The Christchurch Civic Creche Case

News Reports Index

1999 Jan-June



NZ Herald
April 1 1999

Potter case brings law change call
by Catherine Masters

The release of unrepentant child sex abuser Bert Potter into a community where children and other convicted paedophiles live has led to calls for a law change.

Experts who treat sexual abusers say children at Centrepoint in Albany are not safe.

They say Parole Board conditions of supervision, which Potter must live by for two years, should last his lifetime or for as long as his thinking remained so distorted.

Offenders such as Potter have no concept of the damage they did, says Lesley Afamasaga, who manages the adult programme Safe, an Auckland treatment network for sex abusers.

"His distortions are clear and present.

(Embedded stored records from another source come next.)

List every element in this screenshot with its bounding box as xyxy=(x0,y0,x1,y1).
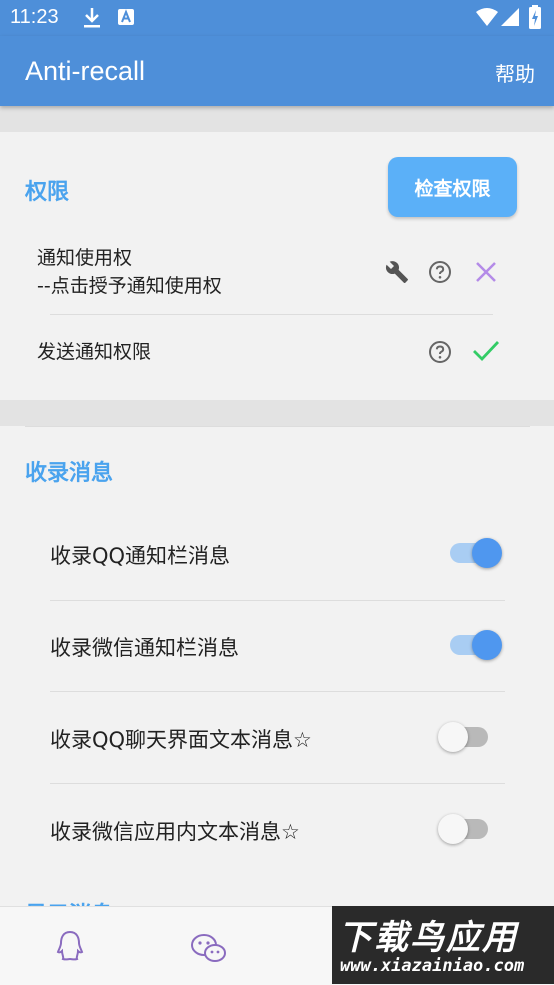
divider xyxy=(50,600,505,601)
toggle-wechat-notification-switch[interactable] xyxy=(450,630,502,660)
wifi-icon xyxy=(476,8,498,30)
wechat-icon[interactable] xyxy=(190,933,228,969)
app-bar: Anti-recall 帮助 xyxy=(0,36,554,106)
toggle-wechat-notification-label: 收录微信通知栏消息 xyxy=(50,636,239,660)
toggle-qq-chat-text-switch[interactable] xyxy=(438,722,490,752)
download-icon xyxy=(83,7,101,33)
notification-access-hint: --点击授予通知使用权 xyxy=(37,275,222,297)
qq-icon[interactable] xyxy=(55,929,85,967)
help-circle-icon[interactable] xyxy=(428,340,452,368)
battery-charging-icon xyxy=(529,5,541,33)
toggle-wechat-in-app-text-label: 收录微信应用内文本消息☆ xyxy=(50,820,300,844)
help-circle-icon[interactable] xyxy=(428,260,452,288)
toggle-qq-notification-switch[interactable] xyxy=(450,538,502,568)
section-gap xyxy=(0,400,554,426)
section-gap xyxy=(0,106,554,132)
record-messages-section-title: 收录消息 xyxy=(25,461,114,486)
watermark-url: www.xiazainiao.com xyxy=(340,956,525,976)
status-bar: 11:23 xyxy=(0,0,554,36)
not-granted-icon xyxy=(474,260,498,288)
permissions-section-title: 权限 xyxy=(25,180,70,205)
divider xyxy=(25,426,530,427)
notification-access-item[interactable]: 通知使用权 --点击授予通知使用权 xyxy=(37,244,222,300)
help-button[interactable]: 帮助 xyxy=(495,58,535,87)
wrench-icon[interactable] xyxy=(385,260,409,288)
divider xyxy=(50,691,505,692)
check-permissions-button[interactable]: 检查权限 xyxy=(388,157,517,217)
granted-check-icon xyxy=(472,339,500,367)
divider xyxy=(50,783,505,784)
notification-access-label: 通知使用权 xyxy=(37,247,133,269)
toggle-qq-notification-label: 收录QQ通知栏消息 xyxy=(50,544,231,568)
send-notification-permission-label[interactable]: 发送通知权限 xyxy=(37,338,151,366)
signal-icon xyxy=(501,8,519,30)
watermark: 下载鸟应用 www.xiazainiao.com xyxy=(332,906,554,984)
divider xyxy=(50,314,493,315)
app-store-icon xyxy=(117,7,135,31)
toggle-qq-chat-text-label: 收录QQ聊天界面文本消息☆ xyxy=(50,728,312,752)
watermark-main: 下载鸟应用 xyxy=(338,918,518,958)
toggle-wechat-in-app-text-switch[interactable] xyxy=(438,814,490,844)
status-time: 11:23 xyxy=(10,6,59,28)
app-title: Anti-recall xyxy=(25,56,146,86)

He's not even ashamed to share that with people," she said, referring to media interviews with Potter since his release on Tuesday.

Potter placed responsibility for the offending with the outside world, failed to show any empathy with his victims and failed to accept that he did any direct harm to them, said Lesley Afamasaga.

Potter said on Tuesday that sex between adults and underage girls could be "a very healthy thing."

When offenders such as Potter were released into the community it was essential they were surrounded by well-informed adults who were aware of relapse prevention techniques, Lesley Afamasaga said.

But while a faction of adults at Centrepoint oppose Potter's teachings, a small core still support him.

Dave Mendelssohn, also convicted of child sex abuse, said on the day of Potter's release: "This whole sexual thing and the harm is only 20 years old ... if it was really so harmful it would have surfaced long before now."

Lesley Afamasaga said most offenders with cognitive distortions - or faulty thinking - had a high rate of reoffending.

Mauri Pacific MP Tau Henare yesterday attacked the Parole Board for double standards by allowing Potter back to Centrepoint but refusing parole to Christchurch creche convicted abuser Peter Ellis because he had not acknowledged or addressed his offending.

"The Parole Board has released a monster, while incarcerating a man whose innocence is a matter of conjecture."